Bir Taraftarın Notları yazarının deyimiyle “kurgusal bir hayat öyküsü.” Çocukluğundan beri babasının gölgesinde kalmış, şöhret hayalleri kuran ancak hayatı alkoliklik, başarısızlık, akıl hastanesi ekseninde ilerleyen bir adamın öyküsü. Roman, yazarının kendi yaşamını bir metafor olarak kullanarak günümüz kültürünü de derinden etkileyen şöhret tapıcılığı, bağımlılık, narsisizm ve maskulenlik, başarı kültü ve başarısızlık gibi kavramların tahliline eğlenceli bir üslupla girişiyor. Romanın merkezinde ise Amerikan Rüyası ölçütlerine yetişemeyen bir bireyin hikâyesi var. Bu açıdan Muhteşem Gatsby ile kıyaslanan romanda, yazar kendini bir kahraman olarak sunmaya çabalamıyor ve kendisini olduğu gibi sergiliyor: Bütün hayatı boyunca büyüklük ve şöhret hayalleri kursa da oyunun bir katılımcısı olmak yerine bir izleyicisi olmaktan korkan, bir taraftar olmaya mahkûm olduğunu bilen bir adam.

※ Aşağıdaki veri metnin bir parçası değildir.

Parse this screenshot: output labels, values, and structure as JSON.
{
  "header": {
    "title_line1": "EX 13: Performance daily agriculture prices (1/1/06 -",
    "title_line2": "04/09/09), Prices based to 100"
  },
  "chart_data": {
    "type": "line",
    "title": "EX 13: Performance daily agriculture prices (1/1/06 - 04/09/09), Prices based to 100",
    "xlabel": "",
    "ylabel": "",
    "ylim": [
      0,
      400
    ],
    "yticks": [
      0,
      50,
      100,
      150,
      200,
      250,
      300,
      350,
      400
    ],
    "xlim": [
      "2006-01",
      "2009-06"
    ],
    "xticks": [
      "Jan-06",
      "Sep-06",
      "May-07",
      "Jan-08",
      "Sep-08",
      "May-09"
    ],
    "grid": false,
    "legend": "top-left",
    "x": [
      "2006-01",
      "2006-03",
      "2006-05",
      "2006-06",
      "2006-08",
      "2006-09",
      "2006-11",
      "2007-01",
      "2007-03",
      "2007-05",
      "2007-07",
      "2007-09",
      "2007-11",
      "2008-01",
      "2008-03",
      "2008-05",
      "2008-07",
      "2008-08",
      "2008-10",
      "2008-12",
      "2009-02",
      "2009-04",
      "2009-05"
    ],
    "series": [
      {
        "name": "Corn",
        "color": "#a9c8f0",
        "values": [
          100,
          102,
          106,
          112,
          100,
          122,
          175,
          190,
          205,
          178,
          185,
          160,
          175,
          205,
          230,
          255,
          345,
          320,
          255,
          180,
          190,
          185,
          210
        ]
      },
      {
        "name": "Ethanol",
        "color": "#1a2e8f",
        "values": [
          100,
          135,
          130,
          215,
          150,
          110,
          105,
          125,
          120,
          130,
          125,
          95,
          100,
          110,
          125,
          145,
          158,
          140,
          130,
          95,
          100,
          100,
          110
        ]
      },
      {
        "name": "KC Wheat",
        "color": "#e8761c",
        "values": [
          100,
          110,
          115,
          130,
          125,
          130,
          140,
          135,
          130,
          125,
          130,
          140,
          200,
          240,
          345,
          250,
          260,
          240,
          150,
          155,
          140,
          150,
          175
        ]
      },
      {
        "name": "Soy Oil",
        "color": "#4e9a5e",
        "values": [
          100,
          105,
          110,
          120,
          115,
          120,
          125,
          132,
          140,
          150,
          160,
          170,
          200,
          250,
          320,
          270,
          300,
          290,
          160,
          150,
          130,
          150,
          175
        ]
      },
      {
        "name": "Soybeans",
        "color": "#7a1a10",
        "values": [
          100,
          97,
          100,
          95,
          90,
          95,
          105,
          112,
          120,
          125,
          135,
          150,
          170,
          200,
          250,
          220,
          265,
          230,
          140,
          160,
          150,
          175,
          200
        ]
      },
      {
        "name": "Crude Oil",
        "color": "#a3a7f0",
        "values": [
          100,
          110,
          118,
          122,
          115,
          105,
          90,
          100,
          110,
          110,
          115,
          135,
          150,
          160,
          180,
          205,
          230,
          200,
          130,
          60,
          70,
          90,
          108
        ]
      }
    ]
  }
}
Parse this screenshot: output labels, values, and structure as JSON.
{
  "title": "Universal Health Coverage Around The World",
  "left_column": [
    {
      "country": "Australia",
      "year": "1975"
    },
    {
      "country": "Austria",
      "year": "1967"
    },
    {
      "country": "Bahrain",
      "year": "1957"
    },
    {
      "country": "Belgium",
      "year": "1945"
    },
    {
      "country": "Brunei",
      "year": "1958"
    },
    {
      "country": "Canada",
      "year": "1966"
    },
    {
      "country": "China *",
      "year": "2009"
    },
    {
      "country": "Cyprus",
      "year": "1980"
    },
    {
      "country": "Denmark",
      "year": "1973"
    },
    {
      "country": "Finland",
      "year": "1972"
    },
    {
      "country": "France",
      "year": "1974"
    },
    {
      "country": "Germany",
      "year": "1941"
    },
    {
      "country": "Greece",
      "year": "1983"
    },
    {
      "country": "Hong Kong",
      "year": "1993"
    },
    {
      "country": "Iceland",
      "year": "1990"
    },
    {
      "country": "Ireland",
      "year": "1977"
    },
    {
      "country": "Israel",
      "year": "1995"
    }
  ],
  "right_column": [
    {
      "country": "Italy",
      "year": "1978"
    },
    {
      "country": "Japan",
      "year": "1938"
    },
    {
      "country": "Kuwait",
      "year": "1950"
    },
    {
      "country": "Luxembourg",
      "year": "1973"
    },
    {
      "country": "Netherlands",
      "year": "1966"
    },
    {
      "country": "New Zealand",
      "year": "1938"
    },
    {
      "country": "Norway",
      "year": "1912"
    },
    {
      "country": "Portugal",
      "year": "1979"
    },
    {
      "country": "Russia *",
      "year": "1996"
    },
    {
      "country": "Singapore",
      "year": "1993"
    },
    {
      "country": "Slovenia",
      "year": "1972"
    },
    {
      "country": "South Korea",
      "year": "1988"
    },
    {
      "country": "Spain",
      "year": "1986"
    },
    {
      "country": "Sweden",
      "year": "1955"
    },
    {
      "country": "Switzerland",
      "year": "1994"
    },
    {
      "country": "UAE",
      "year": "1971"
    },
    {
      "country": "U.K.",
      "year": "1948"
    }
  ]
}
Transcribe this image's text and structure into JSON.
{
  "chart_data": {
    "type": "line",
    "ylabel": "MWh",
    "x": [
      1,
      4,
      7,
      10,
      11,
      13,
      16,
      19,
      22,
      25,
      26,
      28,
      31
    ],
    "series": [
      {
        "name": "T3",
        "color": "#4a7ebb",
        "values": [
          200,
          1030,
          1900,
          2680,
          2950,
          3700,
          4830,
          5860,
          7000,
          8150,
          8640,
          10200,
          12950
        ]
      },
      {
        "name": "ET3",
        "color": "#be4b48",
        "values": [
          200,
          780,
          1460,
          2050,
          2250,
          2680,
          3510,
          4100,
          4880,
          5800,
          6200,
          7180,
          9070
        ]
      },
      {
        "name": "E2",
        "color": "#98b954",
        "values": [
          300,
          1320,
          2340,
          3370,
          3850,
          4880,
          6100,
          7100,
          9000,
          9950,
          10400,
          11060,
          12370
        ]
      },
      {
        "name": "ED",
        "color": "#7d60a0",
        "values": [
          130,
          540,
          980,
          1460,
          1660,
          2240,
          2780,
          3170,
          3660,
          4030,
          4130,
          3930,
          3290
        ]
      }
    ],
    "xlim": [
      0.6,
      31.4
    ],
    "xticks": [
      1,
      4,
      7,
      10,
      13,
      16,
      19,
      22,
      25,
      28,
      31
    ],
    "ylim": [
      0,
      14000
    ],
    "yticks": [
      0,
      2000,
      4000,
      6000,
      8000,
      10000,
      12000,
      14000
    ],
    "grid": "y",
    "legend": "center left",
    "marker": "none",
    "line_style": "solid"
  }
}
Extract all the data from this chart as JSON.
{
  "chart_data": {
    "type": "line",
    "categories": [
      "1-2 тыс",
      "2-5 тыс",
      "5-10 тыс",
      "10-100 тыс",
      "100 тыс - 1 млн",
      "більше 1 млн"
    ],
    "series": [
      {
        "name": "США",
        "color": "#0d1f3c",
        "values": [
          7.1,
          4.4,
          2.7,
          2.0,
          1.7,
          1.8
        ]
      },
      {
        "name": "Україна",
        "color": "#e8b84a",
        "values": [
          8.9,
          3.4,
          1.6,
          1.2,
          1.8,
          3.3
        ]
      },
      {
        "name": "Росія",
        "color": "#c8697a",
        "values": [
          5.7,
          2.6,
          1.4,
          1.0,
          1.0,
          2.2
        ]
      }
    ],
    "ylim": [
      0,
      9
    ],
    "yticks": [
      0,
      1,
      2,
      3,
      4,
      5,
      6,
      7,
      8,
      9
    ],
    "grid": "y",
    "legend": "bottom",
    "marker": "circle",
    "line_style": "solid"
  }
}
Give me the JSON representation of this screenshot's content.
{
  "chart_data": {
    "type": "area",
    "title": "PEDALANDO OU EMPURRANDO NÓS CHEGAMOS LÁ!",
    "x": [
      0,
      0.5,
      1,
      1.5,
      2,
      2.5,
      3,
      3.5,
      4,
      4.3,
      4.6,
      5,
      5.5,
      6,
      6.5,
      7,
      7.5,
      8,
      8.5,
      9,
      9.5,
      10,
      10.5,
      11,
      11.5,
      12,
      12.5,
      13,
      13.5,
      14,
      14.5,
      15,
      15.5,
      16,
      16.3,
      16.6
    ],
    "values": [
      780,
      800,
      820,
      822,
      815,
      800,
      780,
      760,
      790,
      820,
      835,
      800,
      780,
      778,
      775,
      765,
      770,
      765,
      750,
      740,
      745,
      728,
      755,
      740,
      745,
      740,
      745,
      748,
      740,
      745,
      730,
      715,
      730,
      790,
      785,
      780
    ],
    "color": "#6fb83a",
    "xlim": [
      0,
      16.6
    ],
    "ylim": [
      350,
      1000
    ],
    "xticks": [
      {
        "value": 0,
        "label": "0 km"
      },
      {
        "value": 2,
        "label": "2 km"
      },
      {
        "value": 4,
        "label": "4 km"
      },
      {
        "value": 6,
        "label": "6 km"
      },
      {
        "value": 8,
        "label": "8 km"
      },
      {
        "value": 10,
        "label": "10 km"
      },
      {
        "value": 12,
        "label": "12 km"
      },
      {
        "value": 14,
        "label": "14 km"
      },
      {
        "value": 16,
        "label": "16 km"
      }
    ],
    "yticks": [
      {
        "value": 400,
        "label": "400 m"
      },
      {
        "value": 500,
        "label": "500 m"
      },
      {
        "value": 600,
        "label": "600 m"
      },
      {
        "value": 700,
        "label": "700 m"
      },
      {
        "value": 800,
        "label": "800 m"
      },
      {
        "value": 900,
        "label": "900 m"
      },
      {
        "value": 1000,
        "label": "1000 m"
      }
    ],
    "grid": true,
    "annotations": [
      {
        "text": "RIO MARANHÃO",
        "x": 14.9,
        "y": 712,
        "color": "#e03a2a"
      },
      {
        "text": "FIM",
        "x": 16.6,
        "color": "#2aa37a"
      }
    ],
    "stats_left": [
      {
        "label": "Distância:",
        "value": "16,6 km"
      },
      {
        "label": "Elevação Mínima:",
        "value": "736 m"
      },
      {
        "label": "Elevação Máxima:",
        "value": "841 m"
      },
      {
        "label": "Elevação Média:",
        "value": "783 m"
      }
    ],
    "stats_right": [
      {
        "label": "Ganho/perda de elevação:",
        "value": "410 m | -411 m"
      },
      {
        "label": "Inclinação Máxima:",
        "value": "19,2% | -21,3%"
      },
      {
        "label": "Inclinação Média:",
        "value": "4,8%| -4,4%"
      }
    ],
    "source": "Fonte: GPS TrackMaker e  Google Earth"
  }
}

Bu uzun bir başarısızlığın korkunç ve eğlenceli bir dökümü ama bu kitapla birlikte başarıya dönüşen bir başarısızlığın.
Bir Taraftarın Notları harikulade bir beceri ve sezgiyle yazılmış.
Okura Not
Her ne kadar bu kitaptaki olaylar o uzun hastalıkla, yani hayatımla benzerlikler gösterse de birçok karakter ve durum tamamen hayal gücümün ürünüdür. Böylesi durumlarda gerçek insanlara ya da olaylara olan benzerliklerinin tamamen rastlantı olduğunu belirtiyor ve elbette bunlarla ilgili hiçbir şekilde sorumluluk kabul etmiyorum. Örneğin “Patience” adıyla anılan ve kitapta “karım” olarak tasvir edilen karakter tamamen kurgudur ve yaşayan ya da ölmüş hiç kimseyle herhangi bir bağlantısı bulunmamaktadır. Bu karakterleri yaratırken çoğunlukla düş gücümden yararlandım ve geçmiş hayatımın örüntüsünü çok az göz önünde bulundurdum. Bu açıdan ve bu nedenle bir kurgu yazarı olarak değerlendirilmeyi rica ediyorum.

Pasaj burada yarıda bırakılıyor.